Extreme rainfall modelling under climate change and proper scoring rules for extremes and inference

Abstract

Model development, model inference and model evaluation are three important cornerstones of statistical analysis. This thesis touches on all these through modelling extremes under climate change and evaluating extreme models using scoring rules, and by using scoring rules for statistical inference on spatial models. The findings are presented in three papers. In Paper I, a new statistical model is developed, that uses the connections between the generalised extreme value distribution and the generalised Pareto distribution to capture frequency changes in annual maxima. This allows using high-quality annual maxima data instead of less-well checked daily data to separately estimate trends in frequency and intensity. The model was applied to annual maximum data of Volume 10 of NOAA Atlas 14, showing that in the Northeastern US there are evidence that extreme rainfall events are occurring more often with rising temperature, but that there is little evidence that there are trends in the distribution of sizes of individual extreme rainfall events. Paper II introduces the concept of local weight-scale invariance which is a relaxation of local scale invariance for proper scoring rules. This relaxation is suitable for weighted scores that are for example useful when comparing extreme models.
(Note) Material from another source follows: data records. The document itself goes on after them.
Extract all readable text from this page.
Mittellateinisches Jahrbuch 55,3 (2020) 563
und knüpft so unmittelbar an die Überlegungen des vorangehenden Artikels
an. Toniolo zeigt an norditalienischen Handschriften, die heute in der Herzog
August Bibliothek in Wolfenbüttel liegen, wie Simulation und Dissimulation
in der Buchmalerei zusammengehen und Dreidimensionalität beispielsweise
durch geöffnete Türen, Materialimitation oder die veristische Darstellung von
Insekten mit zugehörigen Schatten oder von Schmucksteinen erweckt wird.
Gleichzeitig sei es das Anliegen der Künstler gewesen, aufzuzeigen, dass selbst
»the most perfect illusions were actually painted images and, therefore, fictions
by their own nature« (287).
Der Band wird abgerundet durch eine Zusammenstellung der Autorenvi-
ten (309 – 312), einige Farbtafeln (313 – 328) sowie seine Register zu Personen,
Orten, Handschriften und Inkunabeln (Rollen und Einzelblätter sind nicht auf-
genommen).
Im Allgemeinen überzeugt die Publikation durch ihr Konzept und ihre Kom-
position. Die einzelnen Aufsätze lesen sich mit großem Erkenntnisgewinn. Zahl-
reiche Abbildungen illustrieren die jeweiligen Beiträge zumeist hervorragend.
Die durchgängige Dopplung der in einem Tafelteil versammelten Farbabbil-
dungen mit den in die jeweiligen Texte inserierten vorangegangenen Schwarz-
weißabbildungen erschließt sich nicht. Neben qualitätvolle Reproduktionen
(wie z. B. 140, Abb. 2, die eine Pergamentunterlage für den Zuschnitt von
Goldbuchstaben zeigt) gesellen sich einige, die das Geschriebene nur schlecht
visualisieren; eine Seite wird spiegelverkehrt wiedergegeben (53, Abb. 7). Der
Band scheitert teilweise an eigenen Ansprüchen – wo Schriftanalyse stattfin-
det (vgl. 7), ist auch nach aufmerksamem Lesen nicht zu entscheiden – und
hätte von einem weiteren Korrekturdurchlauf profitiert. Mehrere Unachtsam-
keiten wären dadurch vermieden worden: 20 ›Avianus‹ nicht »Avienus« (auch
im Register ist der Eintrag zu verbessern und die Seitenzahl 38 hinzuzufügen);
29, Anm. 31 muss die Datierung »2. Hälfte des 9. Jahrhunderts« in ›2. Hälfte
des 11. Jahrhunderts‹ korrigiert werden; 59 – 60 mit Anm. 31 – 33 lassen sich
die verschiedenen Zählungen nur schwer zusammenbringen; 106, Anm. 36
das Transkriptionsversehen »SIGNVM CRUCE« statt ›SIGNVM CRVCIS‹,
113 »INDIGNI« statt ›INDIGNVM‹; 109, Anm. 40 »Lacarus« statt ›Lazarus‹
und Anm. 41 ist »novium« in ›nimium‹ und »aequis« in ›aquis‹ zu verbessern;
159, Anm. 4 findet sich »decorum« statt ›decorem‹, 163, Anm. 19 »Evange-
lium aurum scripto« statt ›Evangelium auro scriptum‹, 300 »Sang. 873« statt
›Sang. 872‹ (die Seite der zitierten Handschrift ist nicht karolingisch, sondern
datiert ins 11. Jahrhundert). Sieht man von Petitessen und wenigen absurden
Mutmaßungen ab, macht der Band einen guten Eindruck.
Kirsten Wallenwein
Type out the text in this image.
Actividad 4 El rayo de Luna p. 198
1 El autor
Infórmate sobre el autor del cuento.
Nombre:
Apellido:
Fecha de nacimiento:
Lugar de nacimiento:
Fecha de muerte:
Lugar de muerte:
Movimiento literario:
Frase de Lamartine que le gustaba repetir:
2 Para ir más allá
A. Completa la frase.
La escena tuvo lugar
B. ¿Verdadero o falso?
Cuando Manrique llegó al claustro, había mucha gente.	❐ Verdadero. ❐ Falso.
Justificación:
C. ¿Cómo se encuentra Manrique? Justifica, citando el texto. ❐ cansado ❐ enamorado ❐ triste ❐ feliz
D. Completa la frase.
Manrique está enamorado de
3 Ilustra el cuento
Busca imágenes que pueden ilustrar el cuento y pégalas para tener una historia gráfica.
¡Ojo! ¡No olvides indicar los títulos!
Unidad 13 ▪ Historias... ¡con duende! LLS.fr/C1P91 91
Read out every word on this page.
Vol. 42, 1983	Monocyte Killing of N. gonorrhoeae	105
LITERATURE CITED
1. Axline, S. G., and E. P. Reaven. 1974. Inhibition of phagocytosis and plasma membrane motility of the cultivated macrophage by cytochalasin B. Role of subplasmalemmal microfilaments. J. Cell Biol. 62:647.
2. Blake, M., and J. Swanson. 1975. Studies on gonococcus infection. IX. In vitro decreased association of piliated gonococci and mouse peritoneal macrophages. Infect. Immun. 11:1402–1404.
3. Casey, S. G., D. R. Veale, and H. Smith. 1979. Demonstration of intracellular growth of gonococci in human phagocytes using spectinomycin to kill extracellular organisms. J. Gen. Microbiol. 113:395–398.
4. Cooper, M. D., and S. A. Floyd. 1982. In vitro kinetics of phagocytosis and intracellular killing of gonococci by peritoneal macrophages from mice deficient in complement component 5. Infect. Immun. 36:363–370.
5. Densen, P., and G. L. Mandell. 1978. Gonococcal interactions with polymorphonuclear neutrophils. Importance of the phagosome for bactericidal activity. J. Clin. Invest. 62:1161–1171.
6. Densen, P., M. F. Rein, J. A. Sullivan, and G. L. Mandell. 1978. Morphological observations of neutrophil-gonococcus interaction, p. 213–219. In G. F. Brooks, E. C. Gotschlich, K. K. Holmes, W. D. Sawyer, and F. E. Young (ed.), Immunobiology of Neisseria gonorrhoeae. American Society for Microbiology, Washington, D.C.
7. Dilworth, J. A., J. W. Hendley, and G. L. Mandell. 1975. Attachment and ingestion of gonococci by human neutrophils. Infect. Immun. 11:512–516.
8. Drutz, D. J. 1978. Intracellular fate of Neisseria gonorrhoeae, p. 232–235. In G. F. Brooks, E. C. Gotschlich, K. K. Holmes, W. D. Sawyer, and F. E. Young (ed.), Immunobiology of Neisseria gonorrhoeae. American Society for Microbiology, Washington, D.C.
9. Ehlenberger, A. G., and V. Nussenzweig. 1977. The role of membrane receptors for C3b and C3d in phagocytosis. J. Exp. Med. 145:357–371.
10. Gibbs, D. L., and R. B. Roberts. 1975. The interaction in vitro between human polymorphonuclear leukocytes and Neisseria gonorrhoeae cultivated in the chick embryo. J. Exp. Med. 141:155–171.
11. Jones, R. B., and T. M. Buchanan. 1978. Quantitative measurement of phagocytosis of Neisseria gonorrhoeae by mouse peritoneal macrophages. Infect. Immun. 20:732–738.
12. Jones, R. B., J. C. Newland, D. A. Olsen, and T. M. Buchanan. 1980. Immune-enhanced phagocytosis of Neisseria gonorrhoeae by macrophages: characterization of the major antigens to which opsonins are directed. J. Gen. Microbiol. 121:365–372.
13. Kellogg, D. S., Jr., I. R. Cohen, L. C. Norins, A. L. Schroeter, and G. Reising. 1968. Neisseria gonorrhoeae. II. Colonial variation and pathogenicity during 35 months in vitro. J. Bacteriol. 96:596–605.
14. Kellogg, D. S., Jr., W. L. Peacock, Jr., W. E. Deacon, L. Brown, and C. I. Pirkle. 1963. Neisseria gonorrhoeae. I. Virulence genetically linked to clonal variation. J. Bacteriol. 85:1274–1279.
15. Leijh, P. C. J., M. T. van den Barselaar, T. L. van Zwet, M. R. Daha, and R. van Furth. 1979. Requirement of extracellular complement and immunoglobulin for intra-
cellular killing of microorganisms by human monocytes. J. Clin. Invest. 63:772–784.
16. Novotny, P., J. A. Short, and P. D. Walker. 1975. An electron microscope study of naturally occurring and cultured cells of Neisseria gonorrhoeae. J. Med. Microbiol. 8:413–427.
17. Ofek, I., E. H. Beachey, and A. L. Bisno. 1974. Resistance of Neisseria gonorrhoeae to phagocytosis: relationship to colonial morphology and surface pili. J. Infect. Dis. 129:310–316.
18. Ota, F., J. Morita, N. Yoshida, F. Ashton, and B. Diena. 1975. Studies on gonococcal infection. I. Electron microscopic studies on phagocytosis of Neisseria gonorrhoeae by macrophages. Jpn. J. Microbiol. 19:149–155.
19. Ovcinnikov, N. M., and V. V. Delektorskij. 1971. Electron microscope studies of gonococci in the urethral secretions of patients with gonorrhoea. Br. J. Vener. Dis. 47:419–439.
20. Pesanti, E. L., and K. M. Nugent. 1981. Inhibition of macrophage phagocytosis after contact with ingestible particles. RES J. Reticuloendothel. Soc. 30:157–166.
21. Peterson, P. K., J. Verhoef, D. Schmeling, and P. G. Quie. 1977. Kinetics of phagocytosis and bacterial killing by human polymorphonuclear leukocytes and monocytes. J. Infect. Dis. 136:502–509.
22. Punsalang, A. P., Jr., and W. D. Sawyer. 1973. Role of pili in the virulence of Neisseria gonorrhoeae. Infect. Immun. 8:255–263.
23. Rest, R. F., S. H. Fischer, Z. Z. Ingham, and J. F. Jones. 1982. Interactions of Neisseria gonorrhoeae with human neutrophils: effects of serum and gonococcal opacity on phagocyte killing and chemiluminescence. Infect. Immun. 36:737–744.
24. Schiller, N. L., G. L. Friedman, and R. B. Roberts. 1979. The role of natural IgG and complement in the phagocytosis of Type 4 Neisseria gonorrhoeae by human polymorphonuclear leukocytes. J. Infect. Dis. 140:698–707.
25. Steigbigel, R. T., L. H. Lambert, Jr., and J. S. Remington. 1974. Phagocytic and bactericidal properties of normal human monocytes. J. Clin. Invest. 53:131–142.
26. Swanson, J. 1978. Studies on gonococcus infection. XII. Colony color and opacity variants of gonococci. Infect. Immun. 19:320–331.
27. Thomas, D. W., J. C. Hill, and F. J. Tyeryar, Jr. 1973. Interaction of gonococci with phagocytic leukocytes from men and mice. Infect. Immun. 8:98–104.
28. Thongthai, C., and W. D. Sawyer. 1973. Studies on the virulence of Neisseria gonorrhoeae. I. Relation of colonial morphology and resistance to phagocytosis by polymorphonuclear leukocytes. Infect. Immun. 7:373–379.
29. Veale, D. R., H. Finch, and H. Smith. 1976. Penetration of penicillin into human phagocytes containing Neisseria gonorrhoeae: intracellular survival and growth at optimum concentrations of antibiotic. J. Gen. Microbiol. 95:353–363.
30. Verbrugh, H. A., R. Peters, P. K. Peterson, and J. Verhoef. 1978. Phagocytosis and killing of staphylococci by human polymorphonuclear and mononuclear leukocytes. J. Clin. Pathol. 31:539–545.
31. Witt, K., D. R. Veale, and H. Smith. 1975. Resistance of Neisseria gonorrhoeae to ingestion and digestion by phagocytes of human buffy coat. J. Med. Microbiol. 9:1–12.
A weight-scale invariant version of the tail-weighted continuous ranked probability score is introduced and the properties of the different weighted scores were investigated. Finally, Paper III continues on the path of scoring rules, but instead uses scoring rules for statistical inference of spatial models. The proposed approach estimates parameters of spatial models by maximising the average leave-one-out cross-validation score (LOOS). The method results in fast computations for Gaussian models with sparse precision matrices and allows tailoring estimator's robustness to outliers and their sensitivity to spatial variations of uncertainty through the choice of the scoring rule which is used in the maximisation.